Ecologisch imkeren: het begin

Nu gaan we er echt aan beginnen. We gaan voor ecologisch. Imkeren doen we niet langer met in ons achterhoofd de productie van honing. Het is een hobby, een zeer leuke hobby, maar het moet dus ook een hobby blijven. Al sinds 1976 ben ik een gediplomeerd natuurgids en was dus eigenlijk altijd al begaan met de natuur. Ik hou van dieren en vogels en heb er ook mijn beroep van gemaakt. Maar buiten in de natuur heb ze toch vaak niet opgemerkt daar ik liever naar mijn voeten kijk. Het leven dat zich daaronder afspeelt, kreeg bij mij onbewust altijd een streepje voor. De kleinste insecten en de kleinste planten verdienen volgens mij meer aandacht dan ze door hun grootte slechts mogen ervaren.

Ik was, toen ik met imkeren begon, dan ook snel begonnen met de aanleg van een stukje grond voor mijn bijen. Ik ben opgegroeid in zanderige dennenbossen en het stukje grond dat ik in gebruik nam was een nat weiland. Als biotoop was dit voor mij compleet anders. De natuurlijke bewoners en de plantengroei daar bleken echter zo interessant dat ik ze zeker niet wil wegpesten.  Ik kan me dan ook uren amuseren met het bestuderen van de kleinste plantjes en de onnozelste zweefvliegjes die ik daar tegenkom. Meer en meer heb ik me er de voorbije jaren op betrapt dat ik thuis kwam van de bijenstand en was vergeten om naar mijn bijenkasten te kijken. Het natte weiland is ondertussen verdubbeld in oppervlakte tot zo’n 60 aren. Het naastliggend populierenbos werd bijgekocht, is gekapt en raakt nu stilaan begroeid met meer bijenvriendelijke bomen en struiken. Vooral de opkomende bremstruiken gaan volgend jaar voor een nieuwe ervaring zorgen. Langs de randen van het perceel zijn meidoornstruiken, sleedoornstruiken, krentenboompjes en knotwilgen geplant. Dwars door het perceel loopt nu een strook grasland die meestal berijdbaar is met de wagen. Deze groene strook ziet regelmatig wit van de klaverbloemen. Naast dit pad heb ik acacia’s aangeplant die dit jaar voor het eerst hebben gebloeid. Er werden lindenbomen geplant en sporkenhout, esdoorns en inlandse kers, catalpa’s en bijenbomen, gleditsia’s en Koelreutera’s. En naast deze bomen ontelbare struiken en bijenplanten. Een deel is in gebruik als boomgaard met allerlei fruitbomen en kleinfruit. Een moestuin, een kolenveld en een  aardappelveld heb ik er eveneens aangelegd. Tevens worden enkele stroken regelmatig weer ingezaaid met mosterd of phacelia.

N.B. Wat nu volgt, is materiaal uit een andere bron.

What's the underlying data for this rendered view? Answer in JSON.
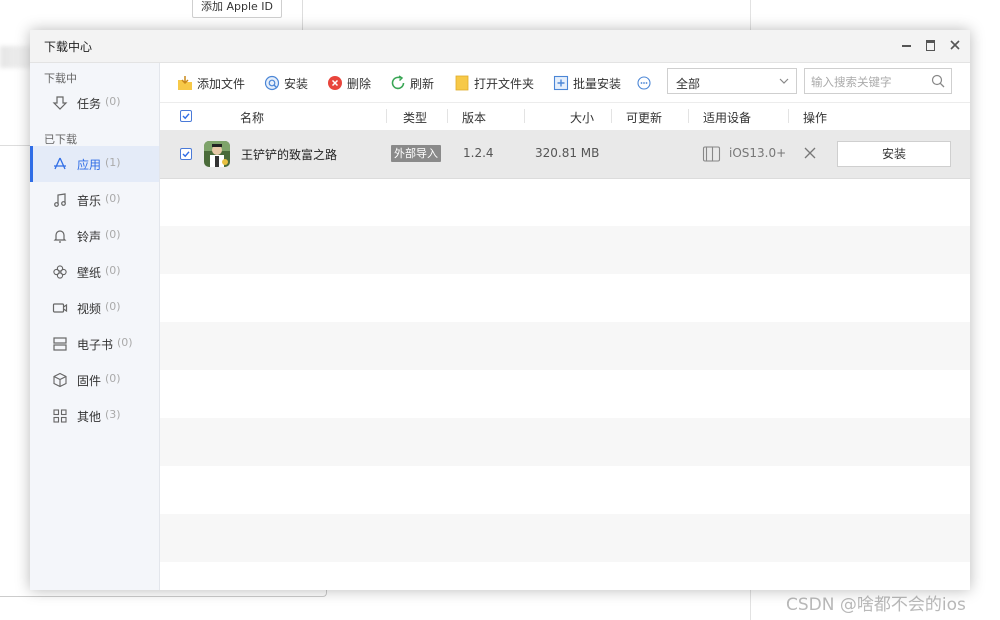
{
  "background": {
    "apple_id_button": "添加 Apple ID",
    "watermark": "CSDN @啥都不会的ios"
  },
  "window": {
    "title": "下载中心"
  },
  "sidebar": {
    "section_downloading": "下载中",
    "section_downloaded": "已下载",
    "items": [
      {
        "label": "任务",
        "count": "(0)",
        "icon": "download-icon"
      },
      {
        "label": "应用",
        "count": "(1)",
        "icon": "app-store-icon",
        "active": true
      },
      {
        "label": "音乐",
        "count": "(0)",
        "icon": "music-note-icon"
      },
      {
        "label": "铃声",
        "count": "(0)",
        "icon": "bell-icon"
      },
      {
        "label": "壁纸",
        "count": "(0)",
        "icon": "flower-icon"
      },
      {
        "label": "视频",
        "count": "(0)",
        "icon": "video-camera-icon"
      },
      {
        "label": "电子书",
        "count": "(0)",
        "icon": "book-icon"
      },
      {
        "label": "固件",
        "count": "(0)",
        "icon": "cube-icon"
      },
      {
        "label": "其他",
        "count": "(3)",
        "icon": "grid-icon"
      }
    ]
  },
  "toolbar": {
    "add_file": "添加文件",
    "install": "安装",
    "delete": "删除",
    "refresh": "刷新",
    "open_folder": "打开文件夹",
    "batch_install": "批量安装",
    "filter_value": "全部",
    "search_placeholder": "输入搜索关键字"
  },
  "table": {
    "columns": [
      "名称",
      "类型",
      "版本",
      "大小",
      "可更新",
      "适用设备",
      "操作"
    ],
    "rows": [
      {
        "checked": true,
        "name": "王铲铲的致富之路",
        "type": "外部导入",
        "version": "1.2.4",
        "size": "320.81 MB",
        "updatable": "",
        "device": "iOS13.0+",
        "action": "安装"
      }
    ]
  },
  "colors": {
    "accent": "#2f6de6",
    "sidebar_bg": "#f4f6fa",
    "sidebar_active": "#e4ebf8",
    "delete_red": "#e8453c",
    "refresh_green": "#3aa655",
    "folder_yellow": "#f7c948"
  }
}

Om in de toekomst meer tijd te kunnen spenderen aan het onderhoud van deze ‘ecotuin’ ga ik nu dus ook de overstap zetten naar de ecokasten met bijen. Thuis in de siertuin aan de woning heb ik een ecokast geplaatst en in de ecotuin heb er momenteel vier staan. Een zesde staat bij een klant van mij. Daar heb ik mijn kempische kast vervangen door een ecokast omdat ik deze veel minder vaak dien te controleren en ik er dus ook minder vaak moet langsgaan. Het gebruik van de ecokasten moet me dus tijdwinst opleveren. Tijdwinst in mijn vrije tijd. Eigenlijk te gek voor woorden, maar met de beste bedoelingen: Om meer tijd te kunnen spenderen aan het genieten van de natuur zelf.

Net zoals bij mijn eerste stappen in de imkerij met de kempische kasten, begin ik ook hier met meerdere volken tegelijk. Hierdoor doe ik meer ervaring op in een kortere tijdspanne. Ik probeer dit nog te versnellen door ze doelbewust op verschillende manieren te benaderen. Zorgvuldig documenteren moet me snel op de goede weg helpen. En hier moet ook deze blog me bijstaan. Voor mij is het een dagboek, maar iedereen mag natuurlijk meelezen. 2014 was het jaar van de opstart en ook dit heb ik gedaan op een manier dat ik zo snel mogelijk zo veel mogelijk kan leren. De zes ecokasten zijn elk op een andere manier opgestart en zijn dus op hun manier elk verschillend. Volgende keer hierover meer. En ik zal de gemaakte fouten niet uit de weg gaan. Want van fouten kan men leren.